近況レポート
   

近況レポート目次

次ページ

心臓手術顛末記 松ちゃん(呉) (H15.10.25)


 娘の結婚(2001/06)・初孫の誕生(2002/08)・息子の結婚(2003/03)と、人並みの親の責任を果たし、4月無事還暦を迎えてヤレヤレと安堵した私だったのですが・・。

 6月の初め、夕食後ウォーキングをすると、息切れが激しく何時もと違うので、受診したところ、即検査入院(国立呉病院・2週間)となりました。数多くの検査の結果、心臓に孔があいているとのことで、7月14日心臓手術となりました。8月4日退院し現在馴らし運転で遅出の早退と重役出勤をしています。手術後3ケ月も経ち随分楽になりましたが、おそるおそる(女房)の毎日でした。胸部を切開しているので、胸骨が引っ付くまで6ケ月かかるそうです。

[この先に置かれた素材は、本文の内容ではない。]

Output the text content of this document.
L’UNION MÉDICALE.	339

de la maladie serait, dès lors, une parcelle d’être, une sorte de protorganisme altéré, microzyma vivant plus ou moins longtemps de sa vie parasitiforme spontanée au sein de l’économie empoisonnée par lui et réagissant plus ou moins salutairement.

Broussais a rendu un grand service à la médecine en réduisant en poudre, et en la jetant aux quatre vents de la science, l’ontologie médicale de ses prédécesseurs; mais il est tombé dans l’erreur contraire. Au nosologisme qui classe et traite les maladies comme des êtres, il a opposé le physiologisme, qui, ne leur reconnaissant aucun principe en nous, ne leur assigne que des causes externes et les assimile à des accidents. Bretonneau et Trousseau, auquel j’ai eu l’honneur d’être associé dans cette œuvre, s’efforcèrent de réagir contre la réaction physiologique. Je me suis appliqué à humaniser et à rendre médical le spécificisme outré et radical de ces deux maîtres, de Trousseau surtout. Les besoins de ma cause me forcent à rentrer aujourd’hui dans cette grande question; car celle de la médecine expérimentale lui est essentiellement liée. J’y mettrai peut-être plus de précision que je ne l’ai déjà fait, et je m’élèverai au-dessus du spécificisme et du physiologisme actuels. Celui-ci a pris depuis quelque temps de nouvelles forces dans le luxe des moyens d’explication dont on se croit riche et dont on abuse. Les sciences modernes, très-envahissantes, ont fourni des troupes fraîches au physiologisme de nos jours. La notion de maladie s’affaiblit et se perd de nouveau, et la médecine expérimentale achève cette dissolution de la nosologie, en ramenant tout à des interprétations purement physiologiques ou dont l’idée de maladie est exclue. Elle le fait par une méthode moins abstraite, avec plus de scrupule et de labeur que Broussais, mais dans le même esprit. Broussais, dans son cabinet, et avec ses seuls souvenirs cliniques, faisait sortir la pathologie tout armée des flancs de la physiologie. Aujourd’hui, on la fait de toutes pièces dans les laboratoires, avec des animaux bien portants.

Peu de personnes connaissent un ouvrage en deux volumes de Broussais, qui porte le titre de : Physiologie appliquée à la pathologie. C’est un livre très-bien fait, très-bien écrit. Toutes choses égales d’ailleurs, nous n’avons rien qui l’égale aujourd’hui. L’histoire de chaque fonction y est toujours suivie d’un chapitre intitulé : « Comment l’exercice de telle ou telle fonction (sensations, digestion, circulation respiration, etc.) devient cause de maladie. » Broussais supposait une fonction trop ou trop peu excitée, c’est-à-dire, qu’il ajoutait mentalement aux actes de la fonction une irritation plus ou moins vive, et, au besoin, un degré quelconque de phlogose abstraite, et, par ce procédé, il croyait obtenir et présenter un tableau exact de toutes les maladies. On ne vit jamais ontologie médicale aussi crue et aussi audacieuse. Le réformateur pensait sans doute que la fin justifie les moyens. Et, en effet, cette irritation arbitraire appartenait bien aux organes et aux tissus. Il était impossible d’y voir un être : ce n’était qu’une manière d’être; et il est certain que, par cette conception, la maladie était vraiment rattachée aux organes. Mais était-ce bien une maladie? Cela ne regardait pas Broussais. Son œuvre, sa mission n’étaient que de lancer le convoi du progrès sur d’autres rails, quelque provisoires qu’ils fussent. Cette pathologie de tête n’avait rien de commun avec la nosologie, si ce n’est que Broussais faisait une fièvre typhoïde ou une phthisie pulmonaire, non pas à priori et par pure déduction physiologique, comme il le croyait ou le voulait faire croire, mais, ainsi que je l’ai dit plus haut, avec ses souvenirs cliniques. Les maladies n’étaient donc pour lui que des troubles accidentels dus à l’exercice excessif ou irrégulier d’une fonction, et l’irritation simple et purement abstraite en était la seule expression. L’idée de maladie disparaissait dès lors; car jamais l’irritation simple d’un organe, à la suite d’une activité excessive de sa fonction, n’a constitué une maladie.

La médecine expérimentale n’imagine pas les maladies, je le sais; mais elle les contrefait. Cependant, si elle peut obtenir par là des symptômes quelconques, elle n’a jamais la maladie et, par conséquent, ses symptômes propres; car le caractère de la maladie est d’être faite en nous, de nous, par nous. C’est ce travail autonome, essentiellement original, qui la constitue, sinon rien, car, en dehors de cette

従ってゴルフは来春までお預けです。

 医者が言うには、左心房と右心房との間の壁に孔があいており、肺から戻ってきた酸性化された血液が左心房から右心房に漏れている。従って右心房は全身から還ってきた血液と、左心房から漏れた血液とを併せて、肺に送り込んでいる。その結果、右心房がオーバーワークとなり肥大し、心不全をおこしている。(肺に酸性化された血液が送り込まれると、肺にも良くないらしい) 

 またこの孔は先天性のものだとのたまう(・・・・)。本来あかちゃんが、母親のおなかの中にいる時は、心臓は一つらしい。「オギャー!」と生まれて肺呼吸する時に真中の壁が引っ付いて、左右に分かれるらしい。この時、壁が重なって付いたり、不完全に引っ付いたりして孔が出来たりするそうだ。現在では小児科で見つけ1−2歳児で手術をするそうです。

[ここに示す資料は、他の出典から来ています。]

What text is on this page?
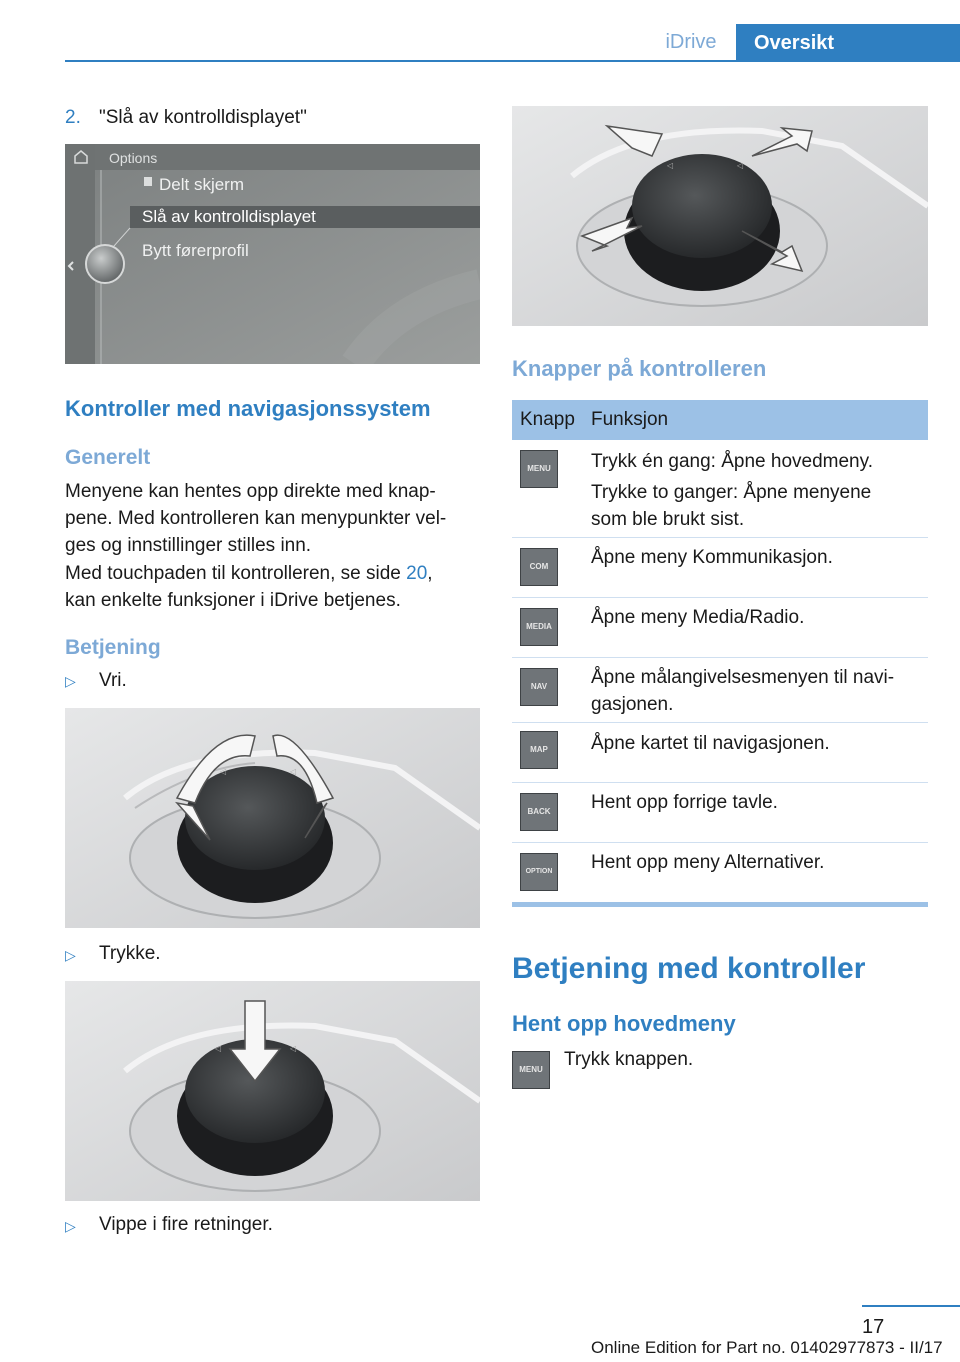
iDrive	Oversikt
2. "Slå av kontrolldisplayet"
Options
Delt skjerm
Slå av kontrolldisplayet
Bytt førerprofil
Kontroller med navigasjonssystem
Generelt
Menyene kan hentes opp direkte med knap‐
pene. Med kontrolleren kan menypunkter vel‐
ges og innstillinger stilles inn.
Med touchpaden til kontrolleren, se side 20,
kan enkelte funksjoner i iDrive betjenes.
Betjening
▷ Vri.
◁	◁
▷ Trykke.
◁	◁
▷ Vippe i fire retninger.
◁	◁
Knapper på kontrolleren
Knapp Funksjon
MENU	Trykk én gang: Åpne hovedmeny.
Trykke to ganger: Åpne menyene
som ble brukt sist.
COM	Åpne meny Kommunikasjon.
MEDIA	Åpne meny Media/Radio.
NAV	Åpne målangivelsesmenyen til navi‐
gasjonen.
MAP	Åpne kartet til navigasjonen.
BACK	Hent opp forrige tavle.
OPTION Hent opp meny Alternativer.
Betjening med kontroller
Hent opp hovedmeny
MENU	Trykk knappen.
17
Online Edition for Part no. 01402977873 - II/17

診断結果は心房中隔欠損症・三尖弁開鎮不全症・心房細動と云うたいそうな病名をつけられ、胸部を切開して@心房中隔欠損根治術・A三尖弁形成術・B心房細動根治術の手術を行いました。

 @とAは同じ個所を切るが、Bはまた別の個所を切るので、医長並びに担当医は最後まで三箇所の手術をするのに悩んだ。心臓手術をする場合、心臓を止めて人工心臓でこの間対処するのだが、この人工心臓は最大3時間しか、使うことができない。だから計画段階では2時間が限度らしい。@とAは同時にできるがBについては、やったほうがいいのか、止めたほうがいいのか手術当日朝まで、結論が出なかった。数日前手術説明が医師団からあり、私はせっかく胸を開くのだから、この際何もかもやって欲しい。また後日胸を開くのは嫌だと言っていた。医長はBまで手術するのは、時間的に・体力的(患者)にまた手術の進捗状況で難しいかもしれない。計画書が作れない。と言っていた。体力のない患者には、Bまではやらないそうである。

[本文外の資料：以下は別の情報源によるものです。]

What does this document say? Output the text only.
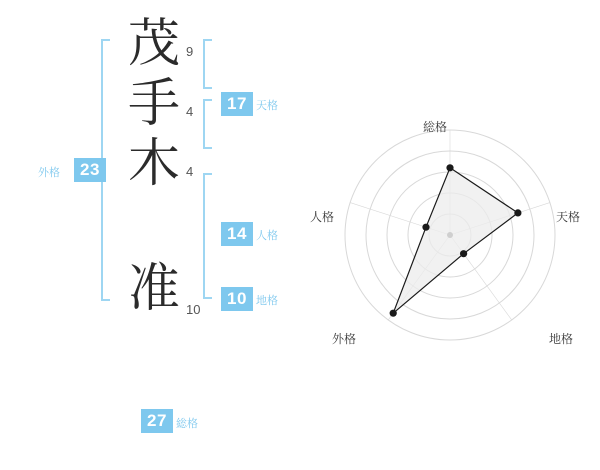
茂
手
木
准
9
4
4
10
17 天格
14 人格
10 地格
23
外格
27 総格
総格
天格
地格
外格
人格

 手術当日の朝、担当医が再度私に問うた「Bまでしましょうか、@Aで止めましょうか?」「手術中あなたに問うことが出来ないので、今一度確認します」私は「Bまでやって欲しい、胸を開いてみて結論を出してほしい。胸を開いてみて、やったほうがいいのなら、やって欲しい。やらなくてもいいと判断されたら、止めたら良い。また手術の経過をみて時間的・技術的に難しいと判断されるのなら、@Aで蓋をして下さい。どちらになっても、私は意義を申し立てしません。総て医師団にお任せします。その結果が上手く行こうと、上手く行かなくとも、運命として受け入れます。私は医師団の結論に従います」と医師団に下駄を預けた。

 7月1日(手術の2週間前)に400cc。7日(手術の1週間前)に400cc計800ccの自己血を貯血して手術に臨みました。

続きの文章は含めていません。